The MDTM Project
Time 10/05/15 11:20AM-12:10PM
Room Room 25-B
Multicore and manycore have become the norm for high-performance computing. These new architectures provide advanced features that can be exploited to design and implement a new generation of high-performance data movement tools. To date, numerous efforts have been made to exploit multicore parallelism to speed up data transfer performance: At the application level, various data movement tools or technologies have been developed, such as TCP-based GridFTP and BBCP. Parallel data transfer technologies are widely used in bulk data movement and provide significant improvement in aggregated data transfer throughput. These data transfer tools typically employ a multi-threaded architecture. For a data transfer, multiple threads can be spawned, with each thread handling one or multiple flows, depending on the runtime environments. At the OS level, major OSes (e.g., Windows, and Linux) have been redesigned and parallelized to better utilize additional cores. At the hardware level, new multi-queue NIC technologies have been introduced, and the use of NUMA (non-uniform memory access) systems is on the rise. Due to the scalability advantage of NUMA architecture over UMA (uniform memory access) architecture, high-performance data transfer systems are typically NUMA based and feature several nodes distributed across the system.

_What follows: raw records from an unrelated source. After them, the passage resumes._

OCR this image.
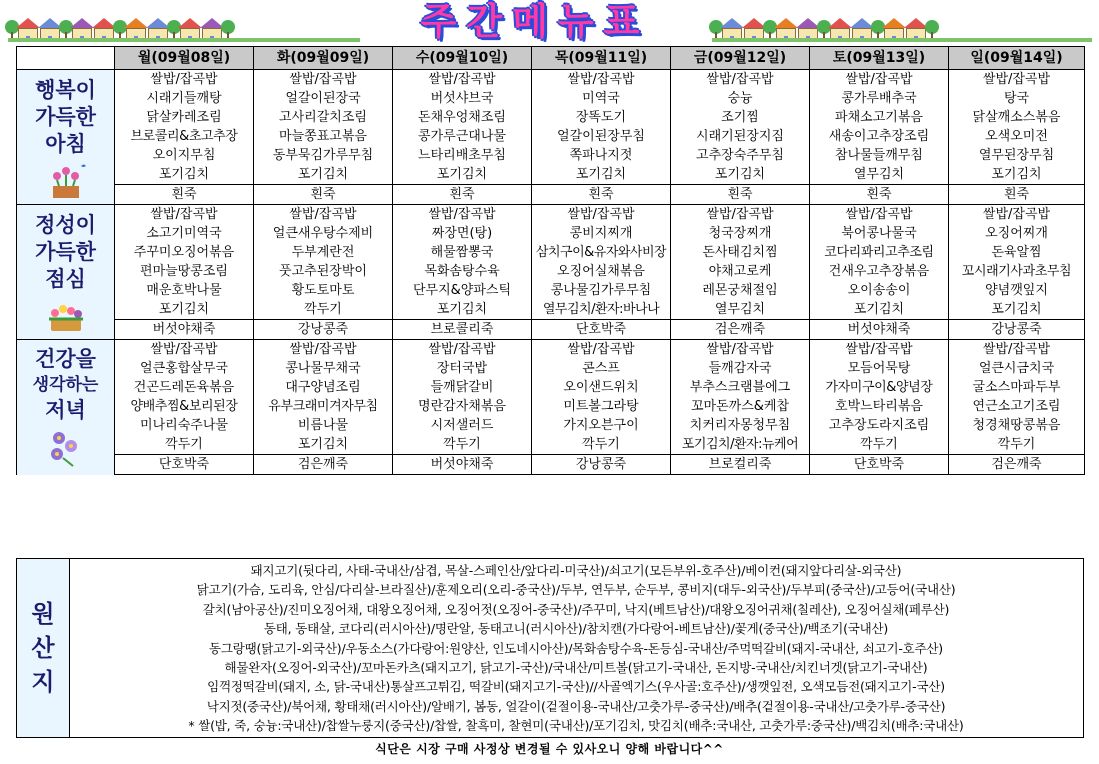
주간메뉴표
	월(09월08일)	화(09월09일)	수(09월10일)	목(09월11일)	금(09월12일)	토(09월13일)	일(09월14일)

행복이
가득한
아침	쌀밥/잡곡밥	쌀밥/잡곡밥	쌀밥/잡곡밥	쌀밥/잡곡밥	쌀밥/잡곡밥	쌀밥/잡곡밥	쌀밥/잡곡밥
	시래기들깨탕	얼갈이된장국	버섯샤브국	미역국	숭늉	콩가루배추국	탕국
	닭살카레조림	고사리갈치조림	돈채우엉채조림	장똑도기	조기찜	파채소고기볶음	닭살깨소스볶음
	브로콜리&초고추장	마늘쫑표고볶음	콩가루근대나물	얼갈이된장무침	시래기된장지짐	새송이고추장조림	오색오미전
	오이지무침	동부묵김가루무침	느타리배초무침	쪽파나지젓	고추장숙주무침	참나물들깨무침	열무된장무침
	포기김치	포기김치	포기김치	포기김치	포기김치	열무김치	포기김치
	흰죽	흰죽	흰죽	흰죽	흰죽	흰죽	흰죽

정성이
가득한
점심	쌀밥/잡곡밥	쌀밥/잡곡밥	쌀밥/잡곡밥	쌀밥/잡곡밥	쌀밥/잡곡밥	쌀밥/잡곡밥	쌀밥/잡곡밥
	소고기미역국	얼큰새우탕수제비	짜장면(탕)	콩비지찌개	청국장찌개	북어콩나물국	오징어찌개
	주꾸미오징어볶음	두부계란전	해물짬뽕국	삼치구이&유자와사비장	돈사태김치찜	코다리꽈리고추조림	돈육알찜
	편마늘땅콩조림	풋고추된장박이	목화솜탕수육	오징어실채볶음	야채고로케	건새우고추장볶음	꼬시래기사과초무침
	매운호박나물	황도토마토	단무지&양파스틱	콩나물김가루무침	레몬궁채절임	오이송송이	양념깻잎지
	포기김치	깍두기	포기김치	열무김치/환자:바나나	열무김치	포기김치	포기김치
	버섯야채죽	강낭콩죽	브로콜리죽	단호박죽	검은깨죽	버섯야채죽	강낭콩죽

건강을
생각하는
저녁	쌀밥/잡곡밥	쌀밥/잡곡밥	쌀밥/잡곡밥	쌀밥/잡곡밥	쌀밥/잡곡밥	쌀밥/잡곡밥	쌀밥/잡곡밥
	얼큰홍합살무국	콩나물무채국	장터국밥	콘스프	들깨감자국	모듬어묵탕	얼큰시금치국
	건곤드레돈육볶음	대구양념조림	들깨닭갈비	오이샌드위치	부추스크램블에그	가자미구이&양념장	굴소스마파두부
	양배추찜&보리된장	유부크래미겨자무침	명란감자채볶음	미트볼그라탕	꼬마돈까스&케찹	호박느타리볶음	연근소고기조림
	미나리숙주나물	비름나물	시저샐러드	가지오븐구이	치커리자몽청무침	고추장도라지조림	청경채땅콩볶음
	깍두기	포기김치	깍두기	깍두기	포기김치/환자:뉴케어	깍두기	깍두기
	단호박죽	검은깨죽	버섯야채죽	강낭콩죽	브로컬리죽	단호박죽	검은깨죽
원
산
지
돼지고기(뒷다리, 사태-국내산/삼겹, 목살-스페인산/앞다리-미국산)/쇠고기(모든부위-호주산)/베이컨(돼지앞다리살-외국산)
닭고기(가슴, 도리육, 안심/다리살-브라질산)/훈제오리(오리-중국산)/두부, 연두부, 순두부, 콩비지(대두-외국산)/두부피(중국산)/고등어(국내산)
갈치(남아공산)/진미오징어채, 대왕오징어채, 오징어젓(오징어-중국산)/주꾸미, 낙지(베트남산)/대왕오징어귀채(칠레산), 오징어실채(페루산)
동태, 동태살, 코다리(러시아산)/명란알, 동태고니(러시아산)/참치캔(가다랑어-베트남산)/꽃게(중국산)/백조기(국내산)
동그랑땡(닭고기-외국산)/우동소스(가다랑어:원양산, 인도네시아산)/목화솜탕수육-돈등심-국내산/주먹떡갈비(돼지-국내산, 쇠고기-호주산)
해물완자(오징어-외국산)/꼬마돈카츠(돼지고기, 닭고기-국산)/국내산/미트볼(닭고기-국내산, 돈지방-국내산/치킨너겟(닭고기-국내산)
임꺽정떡갈비(돼지, 소, 닭-국내산)통살프고튀김, 떡갈비(돼지고기-국산)//사골엑기스(우사골:호주산)/생깻잎전, 오색모듬전(돼지고기-국산)
낙지젓(중국산)/북어채, 황태채(러시아산)/알배기, 봄동, 얼갈이(겉절이용-국내산/고춧가루-중국산)/배추(겉절이용-국내산/고춧가루-중국산)
* 쌀(밥, 죽, 숭늉:국내산)/찹쌀누룽지(중국산)/찹쌀, 찰흑미, 찰현미(국내산)/포기김치, 맛김치(배추:국내산, 고춧가루:중국산)/백김치(배추:국내산)
식단은 시장 구매 사정상 변경될 수 있사오니 양해 바랍니다^^
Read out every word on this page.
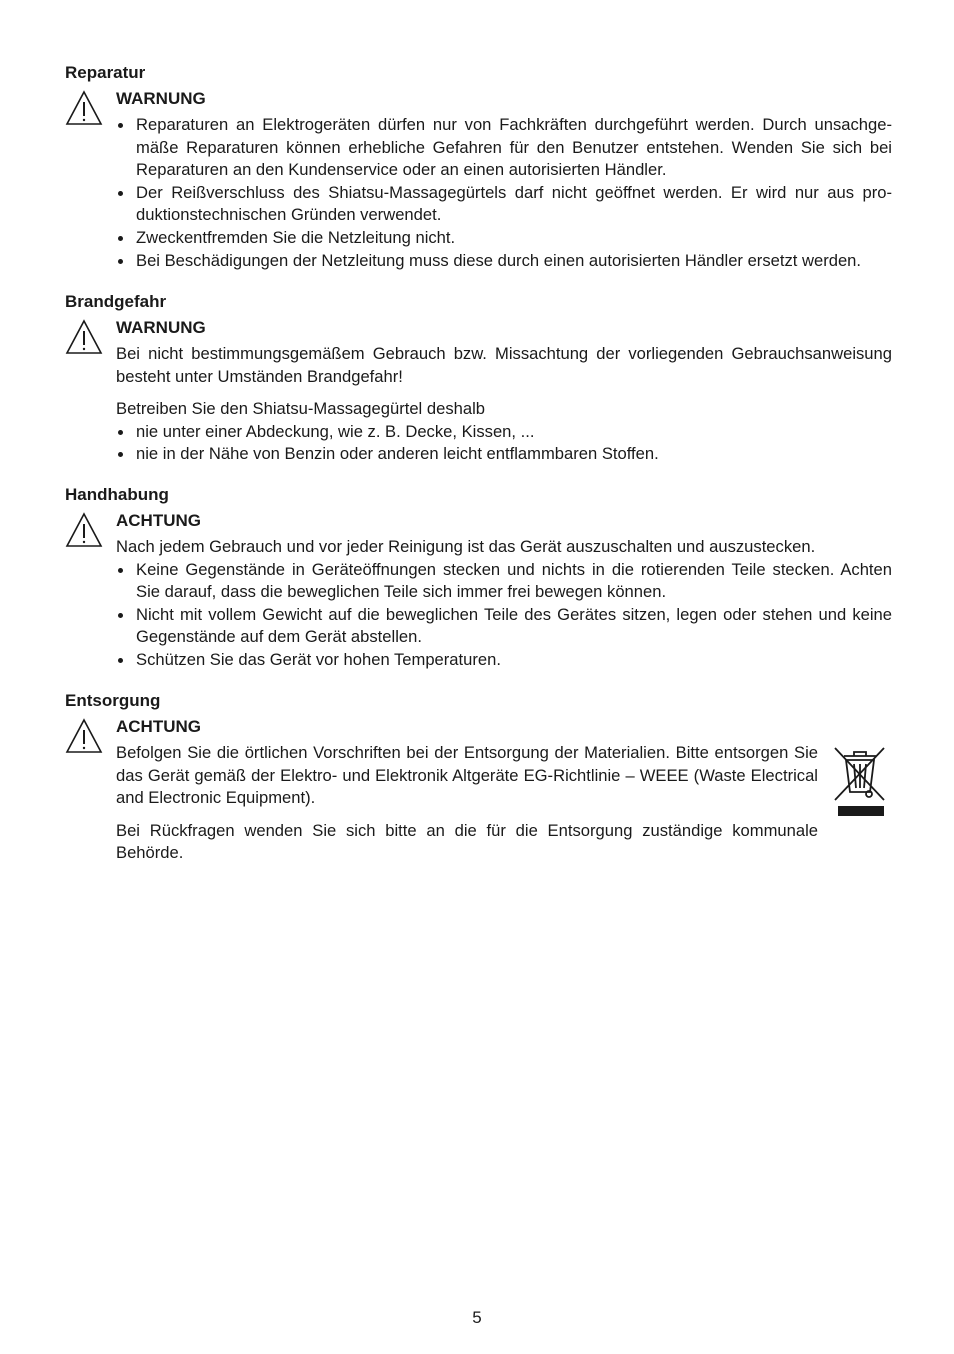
Reparatur
WARNUNG
Reparaturen an Elektrogeräten dürfen nur von Fachkräften durchgeführt werden. Durch unsachgemäße Reparaturen können erhebliche Gefahren für den Benutzer entstehen. Wenden Sie sich bei Reparaturen an den Kundenservice oder an einen autorisierten Händler.
Der Reißverschluss des Shiatsu-Massagegürtels darf nicht geöffnet werden. Er wird nur aus produktionstechnischen Gründen verwendet.
Zweckentfremden Sie die Netzleitung nicht.
Bei Beschädigungen der Netzleitung muss diese durch einen autorisierten Händler ersetzt werden.
Brandgefahr
WARNUNG

Bei nicht bestimmungsgemäßem Gebrauch bzw. Missachtung der vorliegenden Gebrauchsanweisung besteht unter Umständen Brandgefahr!

Betreiben Sie den Shiatsu-Massagegürtel deshalb

nie unter einer Abdeckung, wie z. B. Decke, Kissen, ...
nie in der Nähe von Benzin oder anderen leicht entflammbaren Stoffen.
Handhabung
ACHTUNG

Nach jedem Gebrauch und vor jeder Reinigung ist das Gerät auszuschalten und auszustecken.

Keine Gegenstände in Geräteöffnungen stecken und nichts in die rotierenden Teile stecken. Achten Sie darauf, dass die beweglichen Teile sich immer frei bewegen können.
Nicht mit vollem Gewicht auf die beweglichen Teile des Gerätes sitzen, legen oder stehen und keine Gegenstände auf dem Gerät abstellen.
Schützen Sie das Gerät vor hohen Temperaturen.
Entsorgung
ACHTUNG

Befolgen Sie die örtlichen Vorschriften bei der Entsorgung der Materialien. Bitte entsorgen Sie das Gerät gemäß der Elektro- und Elektronik Altgeräte EG-Richtlinie – WEEE (Waste Electrical and Electronic Equipment).

Bei Rückfragen wenden Sie sich bitte an die für die Entsorgung zuständige kommunale Behörde.

5
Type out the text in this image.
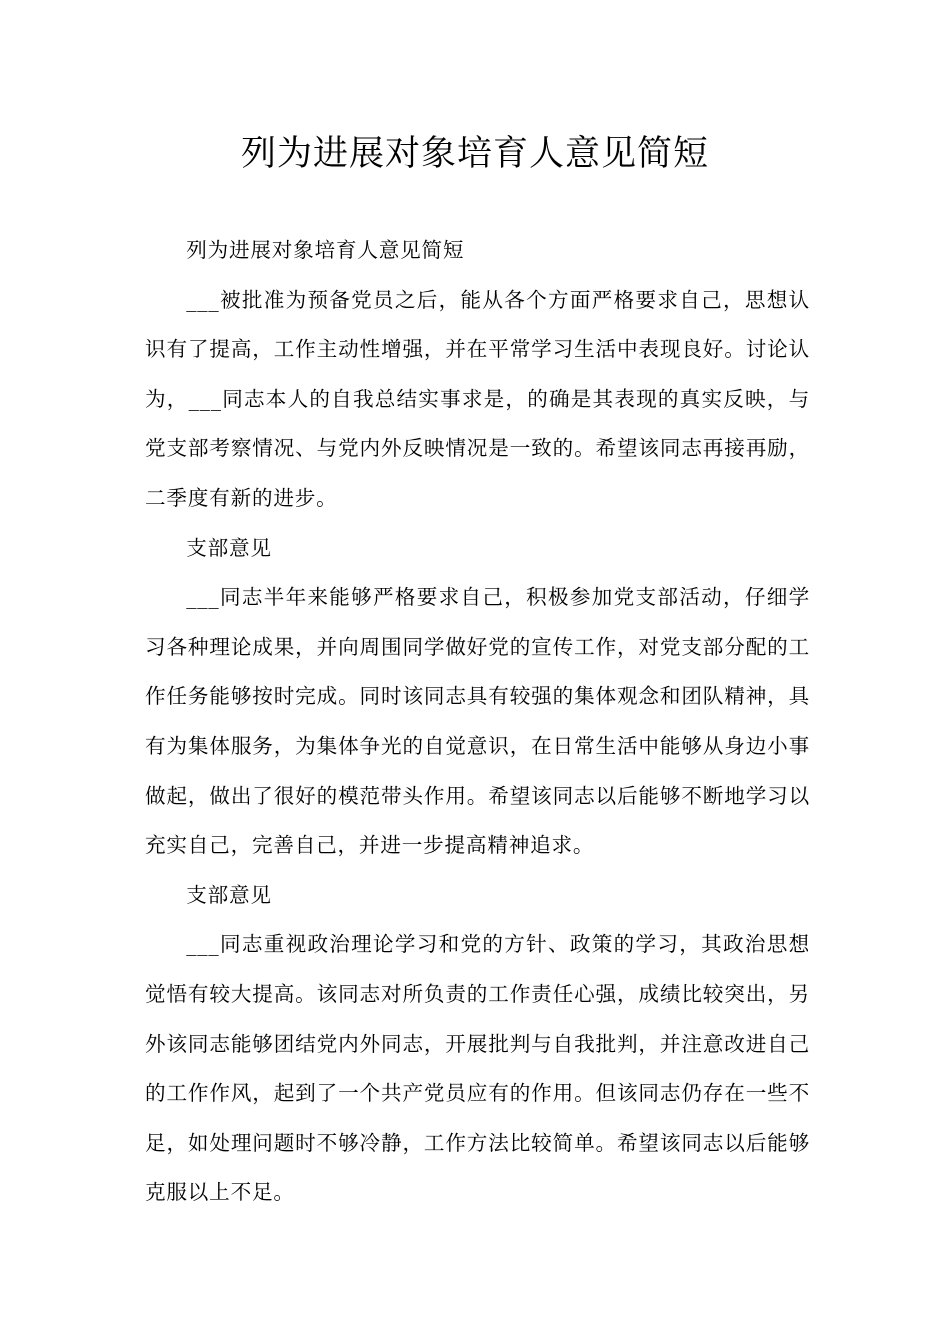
列为进展对象培育人意见简短

列为进展对象培育人意见简短

___被批准为预备党员之后，能从各个方面严格要求自己，思想认识有了提高，工作主动性增强，并在平常学习生活中表现良好。讨论认为，___同志本人的自我总结实事求是，的确是其表现的真实反映，与党支部考察情况、与党内外反映情况是一致的。希望该同志再接再励，二季度有新的进步。

支部意见

___同志半年来能够严格要求自己，积极参加党支部活动，仔细学习各种理论成果，并向周围同学做好党的宣传工作，对党支部分配的工作任务能够按时完成。同时该同志具有较强的集体观念和团队精神，具有为集体服务，为集体争光的自觉意识，在日常生活中能够从身边小事做起，做出了很好的模范带头作用。希望该同志以后能够不断地学习以充实自己，完善自己，并进一步提高精神追求。

支部意见

___同志重视政治理论学习和党的方针、政策的学习，其政治思想觉悟有较大提高。该同志对所负责的工作责任心强，成绩比较突出，另外该同志能够团结党内外同志，开展批判与自我批判，并注意改进自己的工作作风，起到了一个共产党员应有的作用。但该同志仍存在一些不足，如处理问题时不够冷静，工作方法比较简单。希望该同志以后能够克服以上不足。
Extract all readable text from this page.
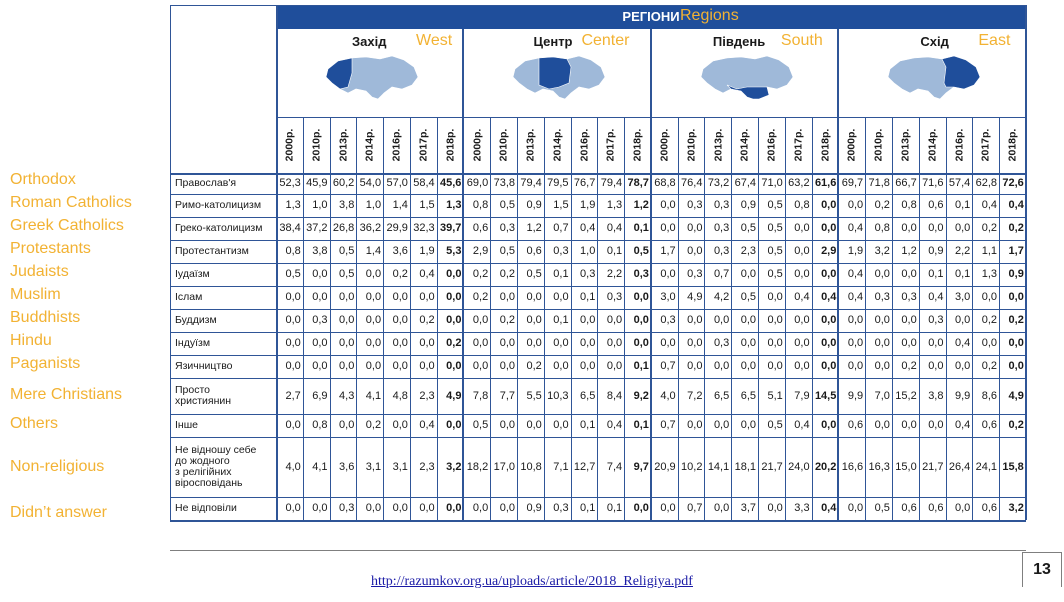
Orthodox
Roman Catholics
Greek Catholics
Protestants
Judaists
Muslim
Buddhists
Hindu
Paganists
Mere Christians
Others
Non-religious
Didn’t answer
РЕГІОНИ
Захід West
2000р. 2010р. 2013р. 2014р. 2016р. 2017р. 2018р.
Центр Center
2000р. 2010р. 2013р. 2014р. 2016р. 2017р. 2018р.
Південь South
2000р. 2010р. 2013р. 2014р. 2016р. 2017р. 2018р.
Схід East
2000р. 2010р. 2013р. 2014р. 2016р. 2017р. 2018р.
Православ'я	52,3 45,9 60,2 54,0 57,0 58,4 45,6 69,0 73,8 79,4 79,5 76,7 79,4 78,7 68,8 76,4 73,2 67,4 71,0 63,2 61,6 69,7 71,8 66,7 71,6 57,4 62,8 72,6
Римо-католицизм	1,3	1,0	3,8	1,0	1,4	1,5	1,3	0,8	0,5	0,9	1,5	1,9	1,3	1,2	0,0	0,3	0,3	0,9	0,5	0,8	0,0	0,0	0,2	0,8	0,6	0,1	0,4	0,4
Греко-католицизм	38,4 37,2 26,8 36,2 29,9 32,3 39,7	0,6	0,3	1,2	0,7	0,4	0,4	0,1	0,0	0,0	0,3	0,5	0,5	0,0	0,0	0,4	0,8	0,0	0,0	0,0	0,2	0,2
Протестантизм	0,8	3,8	0,5	1,4	3,6	1,9	5,3	2,9	0,5	0,6	0,3	1,0	0,1	0,5	1,7	0,0	0,3	2,3	0,5	0,0	2,9	1,9	3,2	1,2	0,9	2,2	1,1	1,7
Іудаїзм	0,5	0,0	0,5	0,0	0,2	0,4	0,0	0,2	0,2	0,5	0,1	0,3	2,2	0,3	0,0	0,3	0,7	0,0	0,5	0,0	0,0	0,4	0,0	0,0	0,1	0,1	1,3	0,9
Іслам	0,0	0,0	0,0	0,0	0,0	0,0	0,0	0,2	0,0	0,0	0,0	0,1	0,3	0,0	3,0	4,9	4,2	0,5	0,0	0,4	0,4	0,4	0,3	0,3	0,4	3,0	0,0	0,0
Буддизм	0,0	0,3	0,0	0,0	0,0	0,2	0,0	0,0	0,2	0,0	0,1	0,0	0,0	0,0	0,3	0,0	0,0	0,0	0,0	0,0	0,0	0,0	0,0	0,0	0,3	0,0	0,2	0,2
Індуїзм	0,0	0,0	0,0	0,0	0,0	0,0	0,2	0,0	0,0	0,0	0,0	0,0	0,0	0,0	0,0	0,0	0,3	0,0	0,0	0,0	0,0	0,0	0,0	0,0	0,0	0,4	0,0	0,0
Язичництво	0,0	0,0	0,0	0,0	0,0	0,0	0,0	0,0	0,0	0,2	0,0	0,0	0,0	0,1	0,7	0,0	0,0	0,0	0,0	0,0	0,0	0,0	0,0	0,2	0,0	0,0	0,2	0,0
Просто
християнин	2,7	6,9	4,3	4,1	4,8	2,3	4,9	7,8	7,7	5,5 10,3	6,5	8,4	9,2	4,0	7,2	6,5	6,5	5,1	7,9 14,5	9,9	7,0 15,2	3,8	9,9	8,6	4,9
Інше	0,0	0,8	0,0	0,2	0,0	0,4	0,0	0,5	0,0	0,0	0,0	0,1	0,4	0,1	0,7	0,0	0,0	0,0	0,5	0,4	0,0	0,6	0,0	0,0	0,0	0,4	0,6	0,2
Не відношу себе
до жодного
з релігійних
віросповідань
4,0	4,1	3,6	3,1	3,1	2,3	3,2 18,2 17,0 10,8	7,1 12,7	7,4	9,7 20,9 10,2 14,1 18,1 21,7 24,0 20,2 16,6 16,3 15,0 21,7 26,4 24,1 15,8
Не відповіли	0,0	0,0	0,3	0,0	0,0	0,0	0,0	0,0	0,0	0,9	0,3	0,1	0,1	0,0	0,0	0,7	0,0	3,7	0,0	3,3	0,4	0,0	0,5	0,6	0,6	0,0	0,6	3,2
Regions
13
http://razumkov.org.ua/uploads/article/2018_Religiya.pdf
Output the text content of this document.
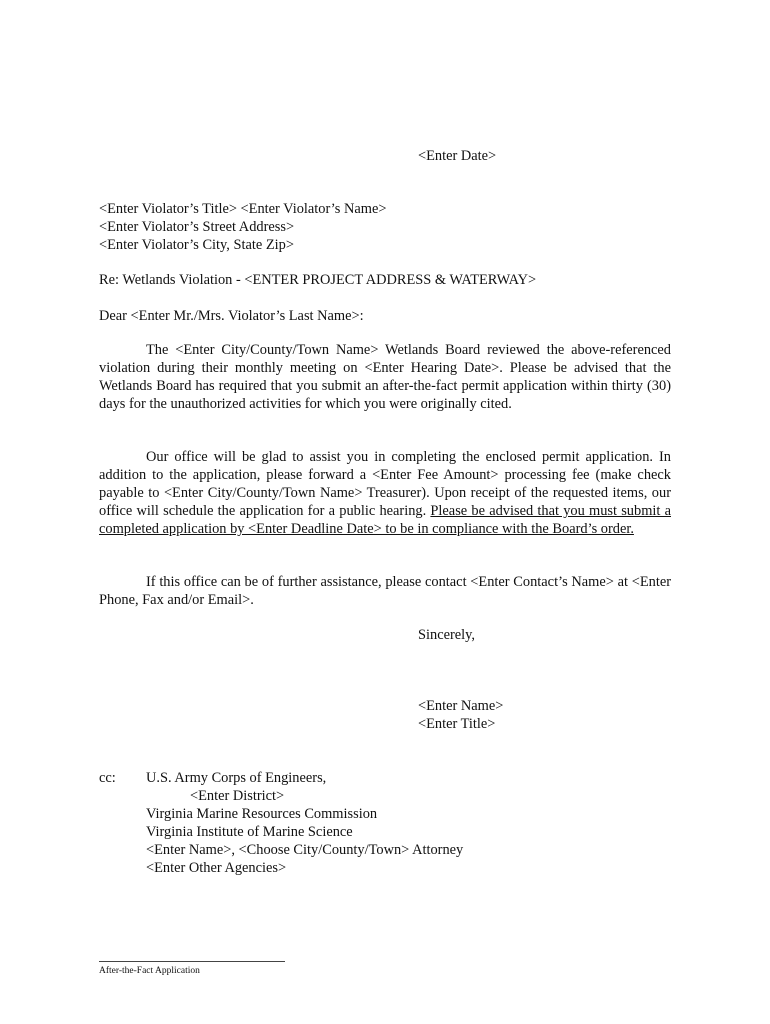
<Enter Date>
<Enter Violator’s Title> <Enter Violator’s Name>
<Enter Violator’s Street Address>
<Enter Violator’s City, State Zip>
Re: Wetlands Violation - <ENTER PROJECT ADDRESS & WATERWAY>
Dear <Enter Mr./Mrs. Violator’s Last Name>:
The <Enter City/County/Town Name> Wetlands Board reviewed the above-referenced violation during their monthly meeting on <Enter Hearing Date>. Please be advised that the Wetlands Board has required that you submit an after-the-fact permit application within thirty (30) days for the unauthorized activities for which you were originally cited.
Our office will be glad to assist you in completing the enclosed permit application. In addition to the application, please forward a <Enter Fee Amount> processing fee (make check payable to <Enter City/County/Town Name> Treasurer). Upon receipt of the requested items, our office will schedule the application for a public hearing. Please be advised that you must submit a completed application by <Enter Deadline Date> to be in compliance with the Board’s order.
If this office can be of further assistance, please contact <Enter Contact’s Name> at <Enter Phone, Fax and/or Email>.
Sincerely,
<Enter Name>
<Enter Title>
cc: U.S. Army Corps of Engineers,
<Enter District>
Virginia Marine Resources Commission
Virginia Institute of Marine Science
<Enter Name>, <Choose City/County/Town> Attorney
<Enter Other Agencies>
After-the-Fact Application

Although these parallelization efforts have enhanced data transfer performance significantly, existing data movement tools are still bound by major inefficiencies when running on multicore systems. While there are numerous reasons for these inefficiencies, the inefficiencies fall into two general problem areas: (1) existing data transfer tools are unable to fully and efficiently exploit multicore hardware under the default OS support, especially on NUMA systems. And (2) the disconnect between software and multicore hardware renders network I/O processing on multicore systems inefficient. These inefficiencies are fundamental and common problems that data movement tools will inevitably encounter when running on multicore systems. Ultimately, these inefficiencies result in performance bottlenecks on the end systems. Such end system performance bottlenecks also impede the effective use of advanced networks. The DOE is working towards deploying terabit networks in support of distributed extreme-scale data movement. Existing backbone networks were built on 10-Gigabit technologies but will soon be upgraded with ultra-scalable 100-Gigabit line rate technologies. Resolving performance issues within end systems is becoming the critical element within the end-to-end loop of distributed extreme-scale data movement. Terabit networks need terabit-capable end systems to efficiently move data on and off of the network.
To address these inefficiencies and limitations, DOE ASCR program is funding FNAL and BNL to collaboratively work on a Multicore-Aware Data Transfer Middleware (MDTM) project. MDTM aims to accelerate data movement toolkits on multicore systems. Essentially, MDTM consists of two major components:
• MDTM data transfer applications (client or server). An MDTM application performs data transfer tasks. It adopts an I/O-centric architecture that uses dedicated threads to perform network and disk I/O operations. Additionally, it makes use of MDTM middleware services to fully utilize the underlying multicore system.
• MDTM middleware services. The middleware will hardness multicore parallelism to scale data movement toolkits on host systems. It will provide generic services and functions that can be called by an MDTM application to ensure efficient resource utilization at host systems. MDTM middleware schedules and assign system resources based on the needs and requirements of data transfer applications (i.e., data transfer-centric scheduling). It also takes into account other factors, including NUMA topology, I/O locality, and QoS.
The development and implementation of this project has proceeded on schedule. A prototype version of MDTM is currently undergoing evaluation and enhancement. In this talk, we will describe our architectural approach in developing MDTM data transfer application and MDTM middleware services.
Speaker Dantong Yu ESnet - Brookhaven National Laboratory (BNL)
Speaker Liang Zhang Fermi National Accelerator Laboratory (FNAL)
Primary track Research
Secondary tracks Advanced Networking/Joint Techs